How cops read your plates
The technology has been around for a while but now just about every police jurisdiction uses it -- license plate readers that scan numbers and can quickly tell a cop whether the car is stolen, or has backed up tickets.
Police can simply drive along a street and check every car almost instantaneously. Privacy groups worry about police collecting and saving information from people not implicated in crimes -- such as keeping a record of where your car is -- but for law enforcement it's a critical tool.

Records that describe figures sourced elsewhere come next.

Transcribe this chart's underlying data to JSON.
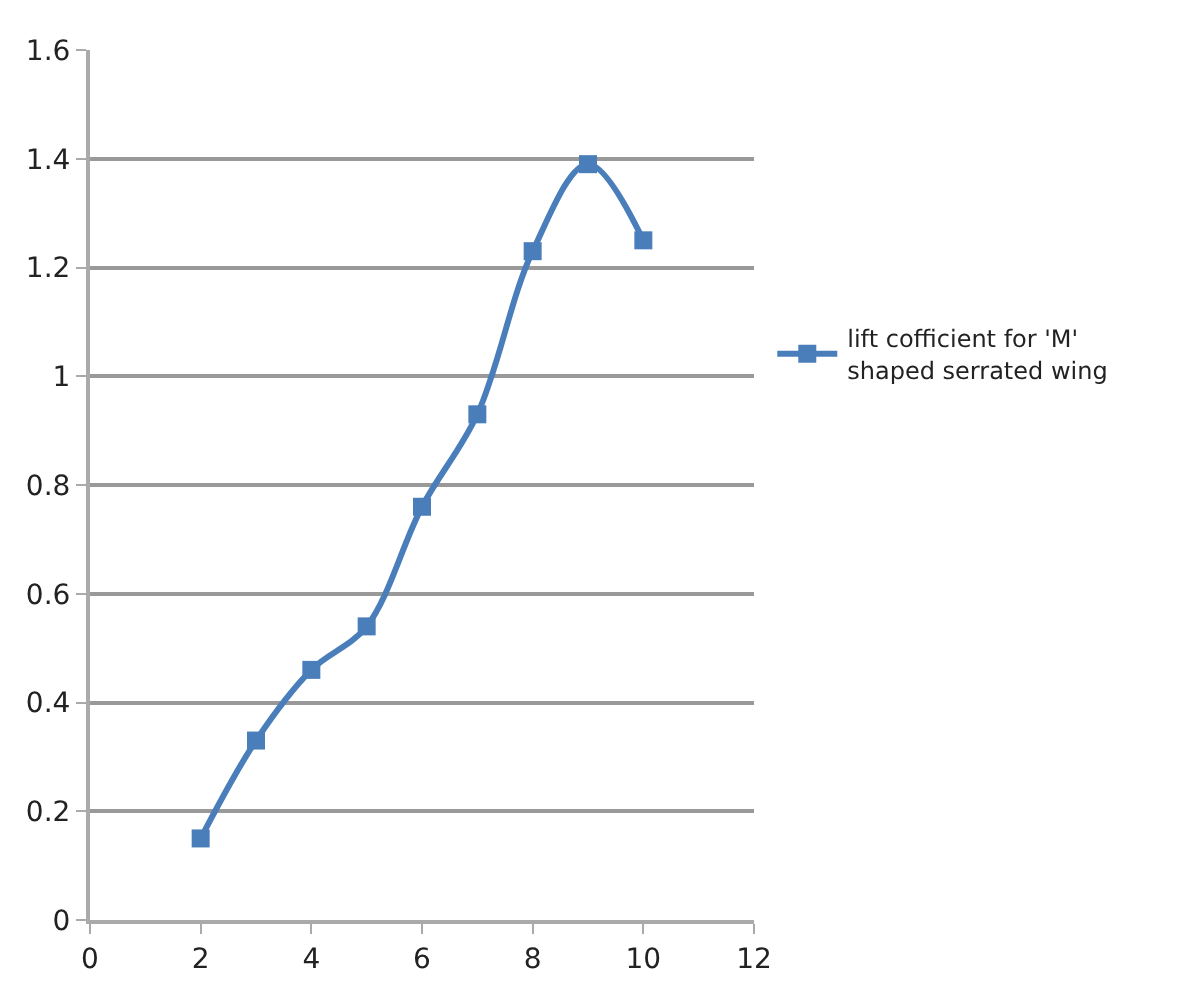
{
  "chart_data": {
    "type": "line",
    "x": [
      2,
      3,
      4,
      5,
      6,
      7,
      8,
      9,
      10
    ],
    "series": [
      {
        "name": "lift cofficient for 'M' shaped serrated wing",
        "color": "#4a7ebb",
        "values": [
          0.15,
          0.33,
          0.46,
          0.54,
          0.76,
          0.93,
          1.23,
          1.39,
          1.25
        ]
      }
    ],
    "xlim": [
      0,
      12
    ],
    "xticks": [
      0,
      2,
      4,
      6,
      8,
      10,
      12
    ],
    "ylim": [
      0,
      1.6
    ],
    "yticks": [
      0,
      0.2,
      0.4,
      0.6,
      0.8,
      1,
      1.2,
      1.4,
      1.6
    ],
    "grid": "y",
    "legend": "right",
    "marker": "square",
    "line_style": "solid"
  }
}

The Sun's Don Markus provides a behind-the-scenes look at the technology and how it's being used in Maryland, and how state police tried to use it to find a motorcyclist a trooper was chasing moment before he was killed on I-95 when his cruiser collided with a truck.
From Don's story:<
Sgt. Julio Valcarcel wheels his unmarked sport utility vehicle south onto U.S. 1 in Jessup as motorists whiz by in the opposite direction. The Maryland state trooper is not looking to ticket speeders, but rather is on the hunt for stolen cars.
And he doesn't have to consult a "hot sheet" to compare license plate numbers, or even remember the make, model and color of vehicles on the stolen-car list.
Images of license plates pop onto his laptop computer screen as the cars go by. An alarms sounds when the computer finds a stolen plate or car, or even a revoked or suspended registration, information stored in a database updated daily by the FBI and the Maryland Motor Vehicle Administration.
"It's constantly taking pictures, looking for license plates," said Valcarcel, who has spent 21 years as a trooper and is now the technical manager of the license plate reader program. "There might not be a violation at the time we capture that read, but the read might be helpful for investigative purposes down the road."